People drove long distances to be present. I met young people who were in Nashville, hoping to make good in country or bluegrass music. The service was so unstructured that anyone could come up on the platform, or stand where he was, and tell what Jesus meant to him. Don Finto was generally responsible for the meetings. He had been a teacher at David Lipscomb College but was let out in one of their purges. He was joined by several other professors who were guillotined and who helped to start Belmont. It was a church whose time had come.

Actually the church had been there for many years. The father of Norvel Young was one of the elders. But the church was fading into the background as the community changed. It was dying rapidly. Only a handful of people were attending. Most of them were afraid to return at night. Drugs and prostitution were all around them in the streets. Stealing and vandalism took their toll. And then renewal set in. Drug users came back from a living death through Jesus. Young prostitutes found a haven of rest in Jesus. In an amazing fellowship which knew no second-class citizens of the kingdom people were baptized unto a living hope. Obviously there were risks. There are always risks where freedom is found and everything is not cut, dried and stacked beforehand. But it was a great thing to be a part of a congregation which had been resurrected from the dead. It was while I was there that I met the father and mother of Pat Boone. They were gracious, kind and unassuming. We went out to eat together one night so they could tell me their story. They were greatly disturbed when they heard that Pat and Shirley had become wrapped up in the Holy Spirit. They prayed for them every night, asking God to bring them back. They had all been members of the Churches of Christ for years. One night the elder Brother Boone could not sleep, so in the middle of the night he slipped out to read his Bible and pray. While he was praying he became convinced of the presence of the Holy Spirit. He awakened his wife and told her that Pat was right. She arose and prayed and said she experienced the nearness of the Spirit. They were so overjoyed at the discovery that they made the mistake of telling about it next Sunday. Sister Boone was divested of her class which she taught and they were both excommunicated. They were still attending there, however, as they loved those who had treated them so unfairly.
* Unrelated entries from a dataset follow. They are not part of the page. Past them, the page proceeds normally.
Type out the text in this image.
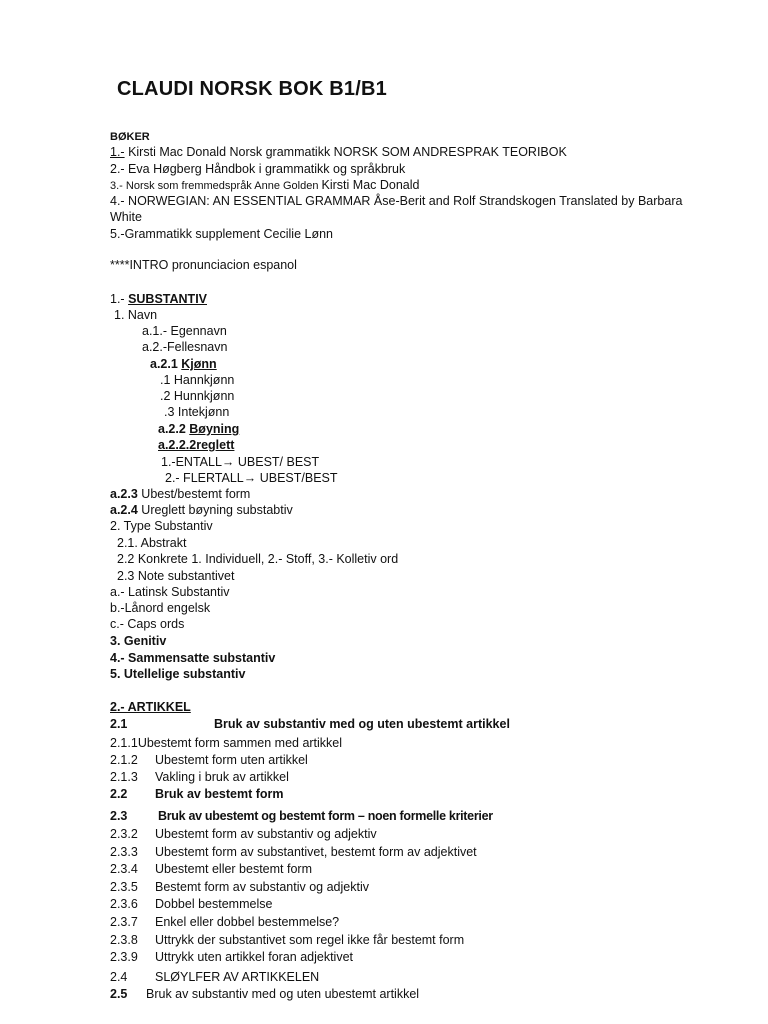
CLAUDI NORSK BOK B1/B1
BØKER
1.- Kirsti Mac Donald Norsk grammatikk NORSK SOM ANDRESPRAK TEORIBOK
2.- Eva Høgberg Håndbok i grammatikk og språkbruk
3.- Norsk som fremmedspråk Anne Golden Kirsti Mac Donald
4.- NORWEGIAN: AN ESSENTIAL GRAMMAR Åse-Berit and Rolf Strandskogen Translated by Barbara
White
5.-Grammatikk supplement Cecilie Lønn
****INTRO pronunciacion espanol
1.- SUBSTANTIV
1. Navn
a.1.- Egennavn
a.2.-Fellesnavn
a.2.1 Kjønn
.1 Hannkjønn
.2 Hunnkjønn
.3 Intekjønn
a.2.2 Bøyning
a.2.2.2reglett
1.-ENTALL→ UBEST/ BEST
2.- FLERTALL→ UBEST/BEST
a.2.3 Ubest/bestemt form
a.2.4 Ureglett bøyning substabtiv
2. Type Substantiv
2.1. Abstrakt
2.2 Konkrete 1. Individuell, 2.- Stoff, 3.- Kolletiv ord
2.3 Note substantivet
a.- Latinsk Substantiv
b.-Lånord engelsk
c.- Caps ords
3. Genitiv
4.- Sammensatte substantiv
5. Utellelige substantiv
2.- ARTIKKEL
2.1	Bruk av substantiv med og uten ubestemt artikkel
2.1.1Ubestemt form sammen med artikkel
2.1.2 Ubestemt form uten artikkel
2.1.3 Vakling i bruk av artikkel
2.2 Bruk av bestemt form
2.3 Bruk av ubestemt og bestemt form – noen formelle kriterier
2.3.2 Ubestemt form av substantiv og adjektiv
2.3.3 Ubestemt form av substantivet, bestemt form av adjektivet
2.3.4 Ubestemt eller bestemt form
2.3.5 Bestemt form av substantiv og adjektiv
2.3.6 Dobbel bestemmelse
2.3.7 Enkel eller dobbel bestemmelse?
2.3.8 Uttrykk der substantivet som regel ikke får bestemt form
2.3.9 Uttrykk uten artikkel foran adjektivet
2.4 SLØYLFER AV ARTIKKELEN
2.5 Bruk av substantiv med og uten ubestemt artikkel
Right after I left Nashville I went for a Talkathon to Missouri University. It lasted about nine hours in all. I began at 1 :30 p.m. and closed at 10:30 p.m. Students could come and go as classes or work demanded. The room was always full and some were standing in the hall ready to take the place of those who had to vacate. There was a fifteen minute rest period every two hours. In each segment I spoke for 30 minutes and then answered questions for the remainder of the time. Some of the questions were very interesting. They were the kind you would expect from students who were part of a great university under the domination of humanistic thinking.

We discussed the relativity of truth and I suggested that in its final analysis truth was a person and not a proposition. Jesus declared that he was the way, the truth and the life. Before a proposition can be stated it has to exist first as a concept in a logical mind. I postulated that all truth had to exist in a divine mind. It was a great session.